Tunnels & Trolls: Monsters

Here’s a stat-block for a monster from Tunnels & Trolls:

Basilisk MR 78

Here’s the same monster, with the initial Combat Adds prefigured:

Basilisk MR 78  Adds 8d6+39

Here’s a Basilisk with special damage:

Basilisk MR 78 Adds 8d6+39
4/Medusa

4/Medusa means that any turn when it rolls four 6’s in its damage it also uses its gaze to turn someone to stone (as if it had cast the 9th level spell Medusa, though costing no WIZ to invoke).  As far as I can tell, there’s no save…the only thing protecting adventurers from the gaze is the monster needs to roll well in order to use it.

And with some more special abilities:

Basilisk MR 78 Adds 8d6+39
4/Medusa
Healing Feeling (self only), immunity to poisons

Partially Statted:

Basilisk MR 78 Adds 8d6+39
4/Medusa
Healing Feeling (self only), immunity to poisons
INT 27  WIZ 19

Fully Statted:

Gidorah the Basilisk

Basilisk MR 78 Adds 8d6+39
4/Medusa
Healing Feeling (self only), immunity to poisons
STR 18  DEX 32 CON 78  SPD 14  LK 20 INT 27  WIZ 30 CHR 14

I think you get the picture.  Monsters can be described in a single number, or be as elaborate as a player character (not that PCs are all that elaborate), or anything in between as is convenient for the GM and suitable for the adventure.

Run of the mill monsters generally have only one attribute: Monster Rating.   From their Monster Rating you derive their CON (HP) (same as MR), their Combat Adds (MR/10 d6 + MR/2), and their WIZ (MR/10 round up).  As they take damage, their MR drops as do the pluses they get to their Attack, though not the dice rolled.  Unlike adventurers, that means that monsters do have a “death-spiral”–the more you damage them, the weaker their attack becomes.

They can also have additional special abilities to spice things up, like armor, spells, gaze weapons, and so forth. Armor is usually constant, but other special abilities generally trigger when a certain amount of spite has been generated (e.g. the basilisk being able to use its petrifying gaze whenever it rolled 4 or more 6’s on its 8d6 attack).

T&T has a simple rule of thumb for balancing combats… a fair fight is one where the monsters have about the same number of dice of damage as the adventurers.  That might be one monster, or ten.
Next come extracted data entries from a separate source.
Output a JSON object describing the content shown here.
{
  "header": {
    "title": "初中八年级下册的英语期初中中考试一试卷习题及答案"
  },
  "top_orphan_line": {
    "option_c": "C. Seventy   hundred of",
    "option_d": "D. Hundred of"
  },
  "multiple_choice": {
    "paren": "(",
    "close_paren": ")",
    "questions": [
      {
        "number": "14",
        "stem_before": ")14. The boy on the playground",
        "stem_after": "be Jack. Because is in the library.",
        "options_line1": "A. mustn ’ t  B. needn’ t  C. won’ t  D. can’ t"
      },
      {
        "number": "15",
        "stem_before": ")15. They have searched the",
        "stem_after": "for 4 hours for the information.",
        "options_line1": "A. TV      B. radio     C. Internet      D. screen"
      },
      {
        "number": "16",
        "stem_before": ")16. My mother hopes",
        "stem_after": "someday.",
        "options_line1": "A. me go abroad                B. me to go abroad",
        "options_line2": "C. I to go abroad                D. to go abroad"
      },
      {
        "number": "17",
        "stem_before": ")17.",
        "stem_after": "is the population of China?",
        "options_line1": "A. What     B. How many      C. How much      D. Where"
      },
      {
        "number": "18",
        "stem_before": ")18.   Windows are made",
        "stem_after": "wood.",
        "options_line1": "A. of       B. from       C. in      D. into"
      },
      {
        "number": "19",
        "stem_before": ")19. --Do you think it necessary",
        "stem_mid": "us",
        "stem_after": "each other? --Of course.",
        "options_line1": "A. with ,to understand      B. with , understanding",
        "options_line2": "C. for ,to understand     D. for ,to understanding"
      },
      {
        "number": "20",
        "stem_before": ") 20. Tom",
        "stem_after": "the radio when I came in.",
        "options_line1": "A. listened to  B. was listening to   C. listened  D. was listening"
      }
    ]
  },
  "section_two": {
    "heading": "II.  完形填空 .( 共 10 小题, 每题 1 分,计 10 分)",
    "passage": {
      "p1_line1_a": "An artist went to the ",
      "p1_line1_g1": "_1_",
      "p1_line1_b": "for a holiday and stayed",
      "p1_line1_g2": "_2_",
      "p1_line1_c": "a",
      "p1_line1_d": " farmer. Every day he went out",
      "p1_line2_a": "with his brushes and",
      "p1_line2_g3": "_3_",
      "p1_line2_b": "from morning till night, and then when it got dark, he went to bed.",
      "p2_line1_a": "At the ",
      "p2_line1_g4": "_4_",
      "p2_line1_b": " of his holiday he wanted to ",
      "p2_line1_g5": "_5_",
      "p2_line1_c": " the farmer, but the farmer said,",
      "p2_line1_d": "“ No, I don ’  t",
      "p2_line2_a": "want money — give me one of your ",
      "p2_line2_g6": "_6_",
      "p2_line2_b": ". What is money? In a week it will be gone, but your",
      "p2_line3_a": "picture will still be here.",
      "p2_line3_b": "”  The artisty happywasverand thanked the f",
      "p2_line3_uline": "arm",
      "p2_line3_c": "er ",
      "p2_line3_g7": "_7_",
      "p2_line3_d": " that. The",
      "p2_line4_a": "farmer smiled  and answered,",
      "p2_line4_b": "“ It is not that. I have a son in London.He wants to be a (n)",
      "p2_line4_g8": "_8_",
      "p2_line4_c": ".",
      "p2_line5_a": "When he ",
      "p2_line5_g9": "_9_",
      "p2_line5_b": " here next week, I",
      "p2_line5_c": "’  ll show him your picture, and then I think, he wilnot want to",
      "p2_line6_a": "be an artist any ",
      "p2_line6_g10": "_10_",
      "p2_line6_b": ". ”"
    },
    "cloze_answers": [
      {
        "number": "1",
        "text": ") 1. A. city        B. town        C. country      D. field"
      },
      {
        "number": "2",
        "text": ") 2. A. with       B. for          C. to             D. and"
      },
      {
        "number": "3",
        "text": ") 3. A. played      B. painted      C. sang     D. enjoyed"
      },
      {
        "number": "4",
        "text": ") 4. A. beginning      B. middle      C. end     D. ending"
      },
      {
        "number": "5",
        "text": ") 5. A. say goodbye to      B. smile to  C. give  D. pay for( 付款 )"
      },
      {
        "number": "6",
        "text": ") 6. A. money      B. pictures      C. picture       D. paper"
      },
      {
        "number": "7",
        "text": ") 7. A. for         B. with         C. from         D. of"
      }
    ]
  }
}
T&T gets another A from me for the way it handles monsters.  Who needs to “shemp” when you can describe a monster in as little as a single number, or give it a bunch of special abilities, name and personality in one or two lines of text?  For that matter, who needs rules for ganging up, swarms, or over-bearing when a hundred MR 10 goblins are mechanically almost as dangerous as an MR 1000 Titan?

One thought on “Tunnels & Trolls: Monsters

  1. Not only does it make hordes easy, it also make it easy to describe how you take down an enemy by thrusting and feinting without havening it being ruined by the dice. It’s abstract enough that it works just fine to have that happen. Narrative combat, I love it!